DÜNYANIN EN ÇOK MERAK EDİLEN KENTİ OLMAYI HEDEFLİYORUZ: 2025 Haziran’ına kadar 100 aracın hatta indirim süreci tamamlanmış olacak. Demek oluyor ki 2 yılımız var. Böylelikle hemşerilerimizin daha keyifli, fazla vakit geçirmeden ve daha kısa periyodik araçlarla buluşmasını sağlarız. Kentimize iyi uğurlu olsun.

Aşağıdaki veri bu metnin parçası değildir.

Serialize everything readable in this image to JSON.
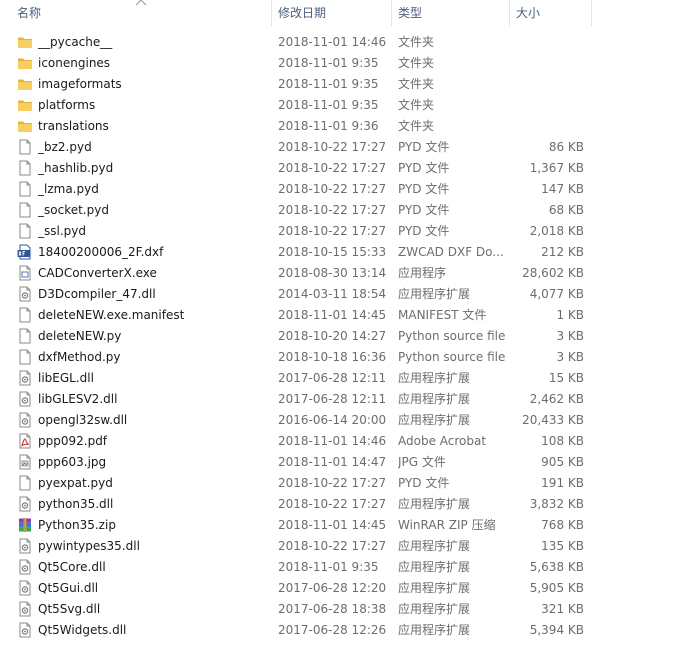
{
  "columns": {
    "name": "名称",
    "date": "修改日期",
    "type": "类型",
    "size": "大小"
  },
  "colors": {
    "header_text": "#4c607a",
    "name_text": "#1a1a1a",
    "meta_text": "#6d6d6d",
    "folder": "#f2c14e"
  },
  "files": [
    {
      "name": "__pycache__",
      "date": "2018-11-01 14:46",
      "type": "文件夹",
      "size": "",
      "icon": "folder-icon"
    },
    {
      "name": "iconengines",
      "date": "2018-11-01 9:35",
      "type": "文件夹",
      "size": "",
      "icon": "folder-icon"
    },
    {
      "name": "imageformats",
      "date": "2018-11-01 9:35",
      "type": "文件夹",
      "size": "",
      "icon": "folder-icon"
    },
    {
      "name": "platforms",
      "date": "2018-11-01 9:35",
      "type": "文件夹",
      "size": "",
      "icon": "folder-icon"
    },
    {
      "name": "translations",
      "date": "2018-11-01 9:36",
      "type": "文件夹",
      "size": "",
      "icon": "folder-icon"
    },
    {
      "name": "_bz2.pyd",
      "date": "2018-10-22 17:27",
      "type": "PYD 文件",
      "size": "86 KB",
      "icon": "file-icon"
    },
    {
      "name": "_hashlib.pyd",
      "date": "2018-10-22 17:27",
      "type": "PYD 文件",
      "size": "1,367 KB",
      "icon": "file-icon"
    },
    {
      "name": "_lzma.pyd",
      "date": "2018-10-22 17:27",
      "type": "PYD 文件",
      "size": "147 KB",
      "icon": "file-icon"
    },
    {
      "name": "_socket.pyd",
      "date": "2018-10-22 17:27",
      "type": "PYD 文件",
      "size": "68 KB",
      "icon": "file-icon"
    },
    {
      "name": "_ssl.pyd",
      "date": "2018-10-22 17:27",
      "type": "PYD 文件",
      "size": "2,018 KB",
      "icon": "file-icon"
    },
    {
      "name": "18400200006_2F.dxf",
      "date": "2018-10-15 15:33",
      "type": "ZWCAD DXF Do...",
      "size": "212 KB",
      "icon": "dxf-file-icon"
    },
    {
      "name": "CADConverterX.exe",
      "date": "2018-08-30 13:14",
      "type": "应用程序",
      "size": "28,602 KB",
      "icon": "exe-icon"
    },
    {
      "name": "D3Dcompiler_47.dll",
      "date": "2014-03-11 18:54",
      "type": "应用程序扩展",
      "size": "4,077 KB",
      "icon": "dll-icon"
    },
    {
      "name": "deleteNEW.exe.manifest",
      "date": "2018-11-01 14:45",
      "type": "MANIFEST 文件",
      "size": "1 KB",
      "icon": "file-icon"
    },
    {
      "name": "deleteNEW.py",
      "date": "2018-10-20 14:27",
      "type": "Python source file",
      "size": "3 KB",
      "icon": "file-icon"
    },
    {
      "name": "dxfMethod.py",
      "date": "2018-10-18 16:36",
      "type": "Python source file",
      "size": "3 KB",
      "icon": "file-icon"
    },
    {
      "name": "libEGL.dll",
      "date": "2017-06-28 12:11",
      "type": "应用程序扩展",
      "size": "15 KB",
      "icon": "dll-icon"
    },
    {
      "name": "libGLESV2.dll",
      "date": "2017-06-28 12:11",
      "type": "应用程序扩展",
      "size": "2,462 KB",
      "icon": "dll-icon"
    },
    {
      "name": "opengl32sw.dll",
      "date": "2016-06-14 20:00",
      "type": "应用程序扩展",
      "size": "20,433 KB",
      "icon": "dll-icon"
    },
    {
      "name": "ppp092.pdf",
      "date": "2018-11-01 14:46",
      "type": "Adobe Acrobat",
      "size": "108 KB",
      "icon": "pdf-icon"
    },
    {
      "name": "ppp603.jpg",
      "date": "2018-11-01 14:47",
      "type": "JPG 文件",
      "size": "905 KB",
      "icon": "image-icon"
    },
    {
      "name": "pyexpat.pyd",
      "date": "2018-10-22 17:27",
      "type": "PYD 文件",
      "size": "191 KB",
      "icon": "file-icon"
    },
    {
      "name": "python35.dll",
      "date": "2018-10-22 17:27",
      "type": "应用程序扩展",
      "size": "3,832 KB",
      "icon": "dll-icon"
    },
    {
      "name": "Python35.zip",
      "date": "2018-11-01 14:45",
      "type": "WinRAR ZIP 压缩",
      "size": "768 KB",
      "icon": "winrar-zip-icon"
    },
    {
      "name": "pywintypes35.dll",
      "date": "2018-10-22 17:27",
      "type": "应用程序扩展",
      "size": "135 KB",
      "icon": "dll-icon"
    },
    {
      "name": "Qt5Core.dll",
      "date": "2018-11-01 9:35",
      "type": "应用程序扩展",
      "size": "5,638 KB",
      "icon": "dll-icon"
    },
    {
      "name": "Qt5Gui.dll",
      "date": "2017-06-28 12:20",
      "type": "应用程序扩展",
      "size": "5,905 KB",
      "icon": "dll-icon"
    },
    {
      "name": "Qt5Svg.dll",
      "date": "2017-06-28 18:38",
      "type": "应用程序扩展",
      "size": "321 KB",
      "icon": "dll-icon"
    },
    {
      "name": "Qt5Widgets.dll",
      "date": "2017-06-28 12:26",
      "type": "应用程序扩展",
      "size": "5,394 KB",
      "icon": "dll-icon"
    }
  ]
}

Çalışmaya devam ediyoruz güç şartlarda. İstanbul’u daha keyifli, daha çevreci, başta büyük oranda metrolarla olmak üzere tekrar alışılmış ki tekerlekli lastikli araçların da kaliteyi artırarak inşallah engellenmezsek taksi sayısını artırdığımız İstanbul’da insanların ‘Taksi bulamıyoruz’ şikayetini de azaltarak ve insanlarımızı mümkün olduğu kadar da nitelikli, sayısını hayli artırdığımız yeşil alanlarda yahut nitelikli kaldırımlarımızda yürüyerek gezebildikleri bir İstanbul var ederek çağdaş, dünyanın en çok merak edilen, görülmesi kuraldır diye insanların ismini aradığı bir kent olmayı daima birlikte hedefliyoruz. Yolumuz açık olsun. Araçlarımız şimdiden İstanbul’umuza güzel uğurlu olsun.”